I remember he put his clothes back on after, so I asked where he was going. He said, “I’m going to meet my friends” as he tossed me my shirt. The humiliation I felt while we were dancing was nothing compared to this: There are no words to articulate how I felt. But I took that opportunity to get out and managed to grab all of my things and leave. Somehow, later on, I met my friends. I said nothing.

Here is what I cannot remember.

I can’t remember if I actually voiced the fact that I did not want to have sex anymore or not. I can’t remember if I didn’t say it or if it was just ignored, but this still remains true: I did not want to have sex anymore. He asked me at the party and I said yes, but sometime between the party and getting to his room, I just didn’t want to anymore. But that’s not what happened.

The next day, I woke up with a soreness like no other I had ever previously felt between my legs and with hatred for myself and my body. I found him on Facebook in the early morning and messaged him asking what happened. I never got a response. I still haven’t, even up to this day.

When I read Emily Doe’s statement, I finally felt a sense of peace because I knew that I wasn’t alone. I doubted myself too much to ever explicitly tell any of my friends what happened, but this anonymous woman’s words made me realize that my experience was real. It was real but I survived, which pulled me out of the dark place in my mind in which I had been obscured for so many months.

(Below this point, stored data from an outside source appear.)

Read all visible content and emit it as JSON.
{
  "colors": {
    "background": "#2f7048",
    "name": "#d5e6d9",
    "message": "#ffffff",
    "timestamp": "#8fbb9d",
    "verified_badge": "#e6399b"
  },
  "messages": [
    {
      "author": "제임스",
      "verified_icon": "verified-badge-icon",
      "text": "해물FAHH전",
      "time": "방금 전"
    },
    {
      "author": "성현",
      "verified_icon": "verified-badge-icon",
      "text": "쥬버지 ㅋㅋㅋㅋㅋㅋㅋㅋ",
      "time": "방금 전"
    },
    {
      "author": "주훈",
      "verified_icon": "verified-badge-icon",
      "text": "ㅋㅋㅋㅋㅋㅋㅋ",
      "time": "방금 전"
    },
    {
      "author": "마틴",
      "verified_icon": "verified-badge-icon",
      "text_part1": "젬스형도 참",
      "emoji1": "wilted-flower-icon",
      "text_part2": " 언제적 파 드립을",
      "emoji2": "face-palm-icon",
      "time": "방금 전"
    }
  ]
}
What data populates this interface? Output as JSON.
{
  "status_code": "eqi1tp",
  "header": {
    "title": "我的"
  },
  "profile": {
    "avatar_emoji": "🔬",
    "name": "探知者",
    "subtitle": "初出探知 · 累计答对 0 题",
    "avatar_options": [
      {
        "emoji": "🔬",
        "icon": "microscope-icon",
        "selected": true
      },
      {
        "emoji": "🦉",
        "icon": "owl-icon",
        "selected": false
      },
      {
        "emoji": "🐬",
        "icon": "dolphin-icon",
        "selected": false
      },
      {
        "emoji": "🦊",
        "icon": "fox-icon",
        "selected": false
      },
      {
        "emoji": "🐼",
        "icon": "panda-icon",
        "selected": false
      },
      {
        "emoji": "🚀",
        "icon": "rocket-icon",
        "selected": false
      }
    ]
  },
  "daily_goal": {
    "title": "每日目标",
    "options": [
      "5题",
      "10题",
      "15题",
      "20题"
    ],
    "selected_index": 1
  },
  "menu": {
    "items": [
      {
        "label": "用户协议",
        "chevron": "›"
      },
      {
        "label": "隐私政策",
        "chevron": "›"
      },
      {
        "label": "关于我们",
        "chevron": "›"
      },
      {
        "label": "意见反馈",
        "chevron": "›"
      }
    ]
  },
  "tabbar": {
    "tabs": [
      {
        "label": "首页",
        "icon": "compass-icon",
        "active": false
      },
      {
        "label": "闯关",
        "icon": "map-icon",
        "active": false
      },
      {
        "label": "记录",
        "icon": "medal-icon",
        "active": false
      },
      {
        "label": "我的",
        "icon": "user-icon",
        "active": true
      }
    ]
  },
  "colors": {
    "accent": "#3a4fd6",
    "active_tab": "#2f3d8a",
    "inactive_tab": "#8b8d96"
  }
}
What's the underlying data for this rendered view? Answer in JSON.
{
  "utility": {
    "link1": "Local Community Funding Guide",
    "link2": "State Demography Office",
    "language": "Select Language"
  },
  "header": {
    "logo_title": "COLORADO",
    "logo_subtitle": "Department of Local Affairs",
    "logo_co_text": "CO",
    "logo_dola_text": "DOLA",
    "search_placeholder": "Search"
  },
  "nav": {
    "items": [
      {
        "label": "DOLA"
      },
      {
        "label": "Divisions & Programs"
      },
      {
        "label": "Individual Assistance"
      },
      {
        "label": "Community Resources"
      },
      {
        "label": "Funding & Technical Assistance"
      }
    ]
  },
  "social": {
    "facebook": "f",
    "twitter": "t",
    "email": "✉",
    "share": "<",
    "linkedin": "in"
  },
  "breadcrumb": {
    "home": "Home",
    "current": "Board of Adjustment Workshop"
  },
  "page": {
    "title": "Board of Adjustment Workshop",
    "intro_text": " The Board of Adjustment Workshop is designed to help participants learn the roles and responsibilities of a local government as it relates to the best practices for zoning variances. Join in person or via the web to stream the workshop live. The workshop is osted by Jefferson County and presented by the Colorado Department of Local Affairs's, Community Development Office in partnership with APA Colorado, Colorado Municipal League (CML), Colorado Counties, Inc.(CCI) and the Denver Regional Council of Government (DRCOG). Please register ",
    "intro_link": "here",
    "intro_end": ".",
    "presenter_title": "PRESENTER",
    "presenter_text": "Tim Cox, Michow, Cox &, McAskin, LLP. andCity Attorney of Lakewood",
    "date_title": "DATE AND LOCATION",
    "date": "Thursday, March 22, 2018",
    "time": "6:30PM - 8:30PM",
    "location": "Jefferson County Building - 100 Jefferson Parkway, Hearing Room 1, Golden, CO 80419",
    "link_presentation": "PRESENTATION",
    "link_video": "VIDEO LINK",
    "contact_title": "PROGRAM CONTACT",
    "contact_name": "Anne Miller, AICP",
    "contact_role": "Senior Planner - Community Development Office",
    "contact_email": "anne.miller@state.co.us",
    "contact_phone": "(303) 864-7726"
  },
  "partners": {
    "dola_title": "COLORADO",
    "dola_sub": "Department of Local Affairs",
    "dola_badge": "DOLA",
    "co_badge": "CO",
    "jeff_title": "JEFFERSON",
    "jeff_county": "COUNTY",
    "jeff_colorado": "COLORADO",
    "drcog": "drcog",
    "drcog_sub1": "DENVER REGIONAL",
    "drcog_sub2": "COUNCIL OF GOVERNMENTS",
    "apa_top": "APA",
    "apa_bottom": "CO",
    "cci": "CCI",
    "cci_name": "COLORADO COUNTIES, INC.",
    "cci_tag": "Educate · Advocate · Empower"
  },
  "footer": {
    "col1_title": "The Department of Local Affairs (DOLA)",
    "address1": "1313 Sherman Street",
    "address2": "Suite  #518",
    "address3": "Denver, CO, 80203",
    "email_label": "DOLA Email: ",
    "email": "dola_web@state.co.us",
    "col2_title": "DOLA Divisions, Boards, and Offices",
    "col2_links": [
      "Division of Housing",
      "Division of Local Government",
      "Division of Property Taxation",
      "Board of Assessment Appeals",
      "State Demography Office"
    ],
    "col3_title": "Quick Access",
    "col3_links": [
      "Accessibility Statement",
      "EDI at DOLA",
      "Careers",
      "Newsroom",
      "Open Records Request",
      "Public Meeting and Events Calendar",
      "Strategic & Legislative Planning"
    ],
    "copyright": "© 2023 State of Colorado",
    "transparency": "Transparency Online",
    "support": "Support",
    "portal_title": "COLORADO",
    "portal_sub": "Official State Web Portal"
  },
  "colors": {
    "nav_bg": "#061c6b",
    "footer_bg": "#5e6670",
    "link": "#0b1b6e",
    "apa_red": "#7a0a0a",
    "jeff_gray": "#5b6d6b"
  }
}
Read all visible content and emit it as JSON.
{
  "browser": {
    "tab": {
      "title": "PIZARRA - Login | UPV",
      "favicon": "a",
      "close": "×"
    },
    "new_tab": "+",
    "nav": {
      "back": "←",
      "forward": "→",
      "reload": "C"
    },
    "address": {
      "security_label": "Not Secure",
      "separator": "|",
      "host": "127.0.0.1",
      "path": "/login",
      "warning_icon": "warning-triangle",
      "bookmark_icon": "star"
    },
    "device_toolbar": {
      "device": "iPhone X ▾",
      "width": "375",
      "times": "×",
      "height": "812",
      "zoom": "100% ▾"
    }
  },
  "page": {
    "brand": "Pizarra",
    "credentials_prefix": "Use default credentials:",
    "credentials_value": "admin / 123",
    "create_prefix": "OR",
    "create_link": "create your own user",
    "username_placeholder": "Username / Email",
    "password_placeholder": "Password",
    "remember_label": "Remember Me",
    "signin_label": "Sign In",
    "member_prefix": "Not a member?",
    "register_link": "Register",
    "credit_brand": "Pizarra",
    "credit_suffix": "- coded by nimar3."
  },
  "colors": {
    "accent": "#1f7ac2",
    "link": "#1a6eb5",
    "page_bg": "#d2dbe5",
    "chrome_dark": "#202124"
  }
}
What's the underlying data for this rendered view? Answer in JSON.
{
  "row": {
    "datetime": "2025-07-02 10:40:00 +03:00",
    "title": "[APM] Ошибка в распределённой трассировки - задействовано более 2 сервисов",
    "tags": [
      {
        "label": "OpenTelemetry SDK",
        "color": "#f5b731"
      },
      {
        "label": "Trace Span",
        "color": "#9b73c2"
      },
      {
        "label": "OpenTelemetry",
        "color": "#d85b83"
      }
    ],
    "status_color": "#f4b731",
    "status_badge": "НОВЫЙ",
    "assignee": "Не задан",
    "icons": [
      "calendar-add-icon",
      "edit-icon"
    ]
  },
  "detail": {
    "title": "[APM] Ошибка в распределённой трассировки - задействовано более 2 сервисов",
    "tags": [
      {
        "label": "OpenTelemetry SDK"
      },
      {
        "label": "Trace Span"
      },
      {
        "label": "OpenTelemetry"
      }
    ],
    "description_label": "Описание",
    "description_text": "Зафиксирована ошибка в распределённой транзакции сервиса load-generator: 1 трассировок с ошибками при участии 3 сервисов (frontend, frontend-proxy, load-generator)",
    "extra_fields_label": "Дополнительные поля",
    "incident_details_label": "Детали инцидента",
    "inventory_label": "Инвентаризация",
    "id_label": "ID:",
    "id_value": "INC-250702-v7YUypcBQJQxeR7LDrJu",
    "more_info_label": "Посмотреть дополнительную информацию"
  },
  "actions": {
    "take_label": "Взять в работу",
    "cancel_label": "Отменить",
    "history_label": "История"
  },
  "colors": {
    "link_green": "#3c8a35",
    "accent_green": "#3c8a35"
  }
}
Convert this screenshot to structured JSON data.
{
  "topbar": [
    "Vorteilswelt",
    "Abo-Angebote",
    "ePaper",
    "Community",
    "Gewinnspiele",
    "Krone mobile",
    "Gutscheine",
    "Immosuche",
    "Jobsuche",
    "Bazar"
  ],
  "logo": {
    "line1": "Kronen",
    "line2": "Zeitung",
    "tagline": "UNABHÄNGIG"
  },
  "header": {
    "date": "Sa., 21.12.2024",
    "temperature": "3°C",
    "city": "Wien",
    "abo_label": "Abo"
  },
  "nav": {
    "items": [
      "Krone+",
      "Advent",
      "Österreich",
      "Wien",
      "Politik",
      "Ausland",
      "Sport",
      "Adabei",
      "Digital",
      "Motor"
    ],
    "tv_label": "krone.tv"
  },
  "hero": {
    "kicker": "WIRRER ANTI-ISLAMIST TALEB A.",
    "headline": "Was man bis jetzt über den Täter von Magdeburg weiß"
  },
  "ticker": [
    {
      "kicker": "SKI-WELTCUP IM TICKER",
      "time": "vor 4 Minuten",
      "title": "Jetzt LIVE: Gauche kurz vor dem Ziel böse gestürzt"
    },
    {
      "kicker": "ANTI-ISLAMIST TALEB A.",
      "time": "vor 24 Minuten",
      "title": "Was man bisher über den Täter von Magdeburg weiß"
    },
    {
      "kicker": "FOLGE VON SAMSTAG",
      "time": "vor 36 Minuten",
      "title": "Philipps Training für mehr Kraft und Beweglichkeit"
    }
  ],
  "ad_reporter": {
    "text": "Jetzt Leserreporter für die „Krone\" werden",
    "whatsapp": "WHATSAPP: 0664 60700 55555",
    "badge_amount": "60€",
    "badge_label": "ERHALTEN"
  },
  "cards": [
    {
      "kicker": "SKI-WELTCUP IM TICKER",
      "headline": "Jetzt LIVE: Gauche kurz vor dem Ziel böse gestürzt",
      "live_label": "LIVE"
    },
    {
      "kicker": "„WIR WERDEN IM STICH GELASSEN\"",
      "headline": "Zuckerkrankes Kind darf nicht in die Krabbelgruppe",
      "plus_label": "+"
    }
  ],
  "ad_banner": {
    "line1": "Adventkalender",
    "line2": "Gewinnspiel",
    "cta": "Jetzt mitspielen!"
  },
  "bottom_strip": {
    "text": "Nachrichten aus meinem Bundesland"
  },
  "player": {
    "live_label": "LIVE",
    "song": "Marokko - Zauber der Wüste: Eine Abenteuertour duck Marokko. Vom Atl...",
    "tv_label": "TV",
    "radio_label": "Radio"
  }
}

So after reflecting reading Emily Doe’s statement and reflecting on my own experience, I mustered up the courage to read Brock Turner’s statement — which I quickly realized was the perfect example of entitlement and privilege at its finest.

First, he positions drinking as his major wrongdoing. He still disregards the survivor’s side of the story and still says that she did consent to kissing and being fingered. Then, instead of apologizing to the survivor and her family for the action he calls a “mistake,” he continues to focus on his own life, victimizing himself.

“I can never go back to being the person I was before that day,” he stated. “I am no longer a swimmer, a student, a resident of California, or the product of the work that I put in to accomplish the goals that I set out in the first nineteen years of my life.”

Brock’s statement, and this case at large, ultimately exemplify one of the core issues with rape culture — one of the main reasons I remained silent and doubted my own experience. Rather than take responsibility for his actions, rather than acknowledge the assault for what it was, Brock labeled them as “poor decisions” generated by a “culture surrounded by binge drinking and sexual promiscuity.”

Yes, drinking affects one’s judgment and senses, but it doesn’t force someone to violate someone else — especially when they’re unresponsive and unconscious. Alcohol is not an excuse for assaulting someone. Drinking does not force somebody to rape another.

A woman’s decision to drink does not warrant violation. My choice to drink that night does not excuse what happened. I understand that now. When will everyone else?